Neue Technologien der Informationsverarbeitung und -weiterleitung schaffen augenblicklich sagenhafte Möglichkeiten, Prozesse zu vereinfachen, Informationen zu generieren, Medizin, Gebäude und Technik zu optimieren, … Um dieses Schlaraffenland technischer Innovation im besten Sinne für das Gesundheitswesen nutzbar zu machen, müssen sich Krankenhaustechniker laufend auf den neuesten Stand bringen. „Zukunftstechnologien – Herausforderungen an Aus- und Fortbildung“ lautete vor diesem Hintergrund das Motto der diesjährigen Jahrestagung des Österreichischen Verbandes der Krankenhaustechniker vom 27. bis 30. September in Pörtschach am Wörthersee.

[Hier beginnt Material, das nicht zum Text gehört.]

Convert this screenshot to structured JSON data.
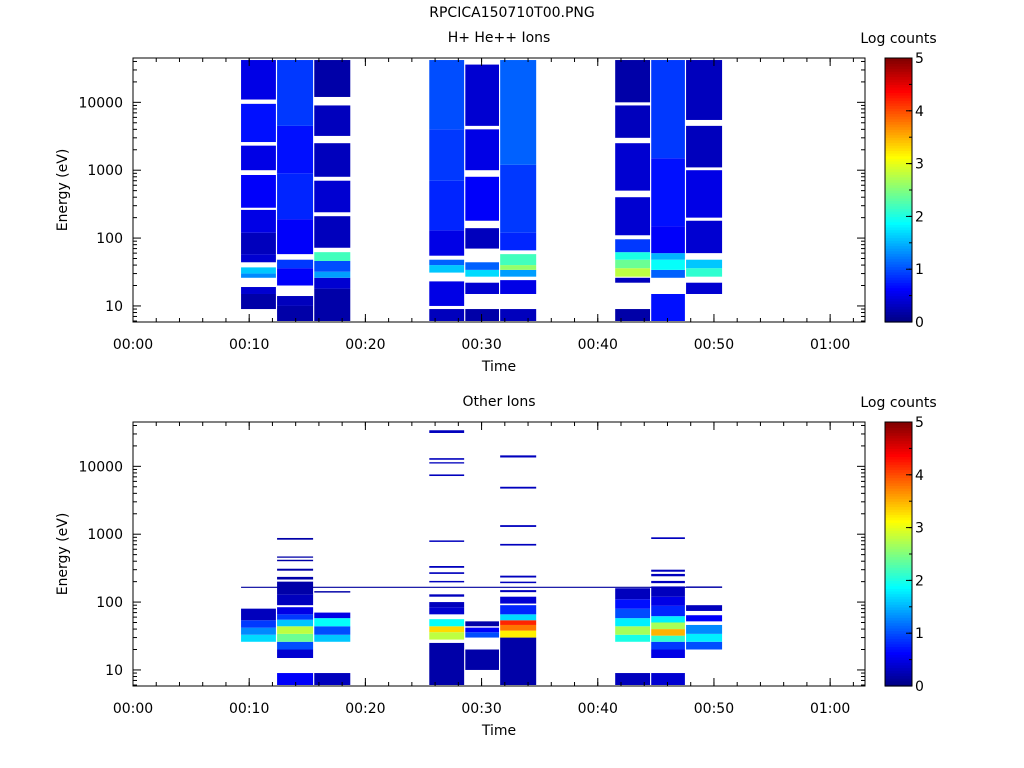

Mit Gespür für das Angemessene
Ebenso wichtig wie das Wissen um die neuesten und besten Technologien sei angesichts des technisch und medizinisch Machbaren ferner ein sicheres Gespür für das „Angemessene“, betonte Krammer. Überdeutlich demonstrierte diesen Bedarf an moralischer und pragmatischer Intelligenz der Eröffnungsvortrag von Josef Penninger. Nachdem er die unglaublichen Möglichkeiten durch die Entschlüsselung der menschlichen DNA dargelegt hatte, hinterließ der Wiener Genforscher bei vielen der 250 Tagungsteilnehmer einen schalen Nachgeschmack, durchsetzt zweifellos mit prickelnder Faszination. Die Grundlage für die enormen Fortschritte der Genetik legte die rasante Entwicklung der IT. Hätte es in den 1990er Jahren noch viele Jahre gedauert, die DNA eines Menschen zu lesen, schaffen das moderne Rechner heute an einem einzigen Nachmittag. Augen, Gehirnzellen oder Blutgefäße wachsen zu lassen und sich so mit Hilfe eigener Stammzellen ein organisches Ersatzteillager anzulegen, ist längst ebenso (mögliche) Realität wie die Heilung von Knochenschwunderkrankungen und demnächst wohl auch der meisten Krebsarten. Die Wechselwirkungen von Krankheit mit unserem Erbgut immer besser zu verstehen und diese zu unterbinden, werde dazu führen, dass wir alle bis ins hohe Alter fit und munter bleiben, stellte der renommierte Wissenschaftler in Aussicht. Noch „kratze“ die Genetik mit ihren Errungenschaften erst an der Oberfläche des menschlichen Codes. Je tiefer sie in die Schöpfung vordringen, umso mehr werden sich die Forscher fragen müssen, wie weit sie gehen.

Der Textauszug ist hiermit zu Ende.